I am trying to figure this out. According to scientists, too many polyamines result in increased excitoxicity and result in us losing dopaminergic neurons.
Yet, a PD drug, Selegiline, long purported to be neuroprotective actually fosters proliferation of polyamines. In other words, it may be more harmful, than good? Or does something else happen that balances out or cancels out the harmful effect of the polyamines?

Confusing to say the least...

Laura

Laura, I thought the same thing...we've been on azilect since it became available in the US. I don't really understand this either, if polyamines are not good in excess, why a drug that fosters proliferation of them would be beneficial. Note: We have been on azilect since it became available in the US, and we have definitely progressed, I can't even say I believe it has slowed what progression we would have had if we hadn't been on it. And of course if you take azilect, you cant' take a whole bunch of other stuff which I believe is helpful, like DM, benedryl, etc. Maybe we would have progressed slower if we HADN'T been on azilect, now wouldn't that be the kicker?

Lurking,

I am beginning to realize that most good neurologists believe that many of the drugs we take are "iffy". I sometimes think this is why my MDS is recommending DBS sooner than later; not ready yet, I am hopeful that vaccine or GAD GABA therapy works before that time.

As for Azilect, I have been skeptical because the co-inventor (Youdim) relentlessly pursues any possible angle of setting this drug apart from other PD treatments. It's like they are desperately trying to come up with some unique quality that might exist. Rasagiline has neuroprotective activity; it is an antidepressant; it's leading to a new treatment for Alzheimer's; it induces GDNF neurotrophic factor; it is an iron chelator...I mean really, it does all that? A search on pubmed leaves you reeling. I would think it is primarily great at one thing, and they haven't quite discovered what that is yet other than it is better than Selegiline because it doesn't break down into an amphetamine. Sorry about that rant, but I get so peeved at all the different slants on this drug and it all centers on profit.

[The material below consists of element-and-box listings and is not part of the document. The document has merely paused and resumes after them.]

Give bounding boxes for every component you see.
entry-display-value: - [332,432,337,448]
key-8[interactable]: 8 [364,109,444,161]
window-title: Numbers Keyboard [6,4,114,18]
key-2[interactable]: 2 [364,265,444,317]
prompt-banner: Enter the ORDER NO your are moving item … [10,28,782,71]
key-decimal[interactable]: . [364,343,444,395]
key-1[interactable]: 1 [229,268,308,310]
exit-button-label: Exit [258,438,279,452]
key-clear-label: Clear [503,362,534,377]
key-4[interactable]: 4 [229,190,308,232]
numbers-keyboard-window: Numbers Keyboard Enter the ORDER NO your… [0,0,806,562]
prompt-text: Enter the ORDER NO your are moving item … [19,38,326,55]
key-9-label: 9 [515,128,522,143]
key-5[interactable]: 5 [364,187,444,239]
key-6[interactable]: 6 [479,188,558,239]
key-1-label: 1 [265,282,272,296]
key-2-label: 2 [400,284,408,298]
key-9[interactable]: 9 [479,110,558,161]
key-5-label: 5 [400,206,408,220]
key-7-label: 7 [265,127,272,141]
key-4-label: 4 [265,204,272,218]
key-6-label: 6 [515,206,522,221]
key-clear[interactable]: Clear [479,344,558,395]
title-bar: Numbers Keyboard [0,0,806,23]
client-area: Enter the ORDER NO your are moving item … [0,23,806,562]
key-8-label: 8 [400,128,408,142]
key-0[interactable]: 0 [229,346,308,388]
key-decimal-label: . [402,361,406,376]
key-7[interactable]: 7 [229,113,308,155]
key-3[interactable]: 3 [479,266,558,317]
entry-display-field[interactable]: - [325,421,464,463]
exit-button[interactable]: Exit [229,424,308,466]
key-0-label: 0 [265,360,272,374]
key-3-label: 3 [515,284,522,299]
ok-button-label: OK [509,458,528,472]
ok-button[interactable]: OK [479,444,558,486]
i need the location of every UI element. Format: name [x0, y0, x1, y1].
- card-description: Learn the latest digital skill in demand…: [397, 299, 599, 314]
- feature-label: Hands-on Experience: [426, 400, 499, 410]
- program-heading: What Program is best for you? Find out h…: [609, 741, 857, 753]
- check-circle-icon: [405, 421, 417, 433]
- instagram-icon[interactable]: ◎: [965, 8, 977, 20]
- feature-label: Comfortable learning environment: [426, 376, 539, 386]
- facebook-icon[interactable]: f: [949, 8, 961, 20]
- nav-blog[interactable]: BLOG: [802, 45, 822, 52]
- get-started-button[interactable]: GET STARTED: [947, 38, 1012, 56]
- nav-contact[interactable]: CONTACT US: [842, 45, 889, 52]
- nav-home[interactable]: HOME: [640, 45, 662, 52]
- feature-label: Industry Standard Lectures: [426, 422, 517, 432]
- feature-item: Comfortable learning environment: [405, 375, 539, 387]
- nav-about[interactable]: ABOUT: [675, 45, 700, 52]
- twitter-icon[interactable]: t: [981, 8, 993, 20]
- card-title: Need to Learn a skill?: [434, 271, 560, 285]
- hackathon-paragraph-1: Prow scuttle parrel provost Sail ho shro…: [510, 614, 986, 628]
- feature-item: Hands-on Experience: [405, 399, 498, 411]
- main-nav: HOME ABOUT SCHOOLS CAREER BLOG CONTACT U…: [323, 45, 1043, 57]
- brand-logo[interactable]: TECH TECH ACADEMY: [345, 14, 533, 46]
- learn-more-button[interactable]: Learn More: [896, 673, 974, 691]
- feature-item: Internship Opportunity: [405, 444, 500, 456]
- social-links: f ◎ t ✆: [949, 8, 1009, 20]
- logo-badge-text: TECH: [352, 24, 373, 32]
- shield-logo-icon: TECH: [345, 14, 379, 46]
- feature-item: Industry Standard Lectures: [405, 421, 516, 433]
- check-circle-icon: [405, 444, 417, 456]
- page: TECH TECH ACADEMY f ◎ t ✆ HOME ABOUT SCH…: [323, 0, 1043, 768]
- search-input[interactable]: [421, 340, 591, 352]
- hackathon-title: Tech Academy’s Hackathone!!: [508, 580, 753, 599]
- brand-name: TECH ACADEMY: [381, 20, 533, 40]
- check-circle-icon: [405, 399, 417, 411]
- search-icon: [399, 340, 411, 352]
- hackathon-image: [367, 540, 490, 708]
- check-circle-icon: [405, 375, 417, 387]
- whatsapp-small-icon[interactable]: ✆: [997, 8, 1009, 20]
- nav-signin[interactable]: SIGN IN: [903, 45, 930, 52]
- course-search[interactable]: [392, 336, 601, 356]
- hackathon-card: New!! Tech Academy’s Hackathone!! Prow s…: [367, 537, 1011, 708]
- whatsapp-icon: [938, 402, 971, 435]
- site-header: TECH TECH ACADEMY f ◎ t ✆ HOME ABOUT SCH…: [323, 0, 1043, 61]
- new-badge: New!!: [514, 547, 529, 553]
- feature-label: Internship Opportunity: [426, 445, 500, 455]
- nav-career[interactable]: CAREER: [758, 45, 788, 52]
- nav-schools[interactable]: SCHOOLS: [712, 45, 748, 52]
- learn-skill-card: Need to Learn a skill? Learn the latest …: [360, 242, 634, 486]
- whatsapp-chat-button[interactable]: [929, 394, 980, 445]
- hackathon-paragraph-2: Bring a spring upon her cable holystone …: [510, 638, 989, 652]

Not to worry...we are all doomed. I just read an article that points out our gold standard Sinemet leaves behind toxic goodies in the form of O-methyldopa that in turn increases homocysteine levels. This can cause serious vascular problems involving arteries and may also put out the welcome mat to dementia! To counteract this it is recommended we increase our folic acid or take Entacapone (a COM inhibitor which many here do take), but that in turn increases N-methyldopa which can produce a toxic compound that results in...PD symptoms!

I read this and thought now scientists are just screwing with us, but no it's our reality. Gives new meaning to the adage "It can cure you, if it doesn't kill you first."
Role of homocysteine in the treatment of Parkinson's

On plus side...take a look at green tea and rasagiline thread here at NT

Laura

There is a drug that has been and is still being tested as a cancer preventive which inhibits the first enzyme in the synthetic pathway of polyamine synthesis. It is alpha-difluoromethyl ornithine, DMFO. It would seem to be a prime candidate for neuroprotection if excessive polyamines are involved in PD pathogenesis.
Robert

Well, I guess it is good to know that, on the other hand, ignorance can be bliss! Perhaps that is why our neuro recommended we take 800mg of folic acid a day, which we do...hopefully the homocysteine levels are low but we haven't had a blood test in awhile...

I wonder if these byproducts are why some believe long term levodopa is toxic, although that theory has been poo-pooed by the Mayo doc who wrote "Beating a Dead Horse" which is all about why PD is not just about levodopa. And it certainly explains why symptoms can get worse, it's hard to tell if you are progressing because you are progressing or because your meds are giving you some nice side effects. It's impossible to know.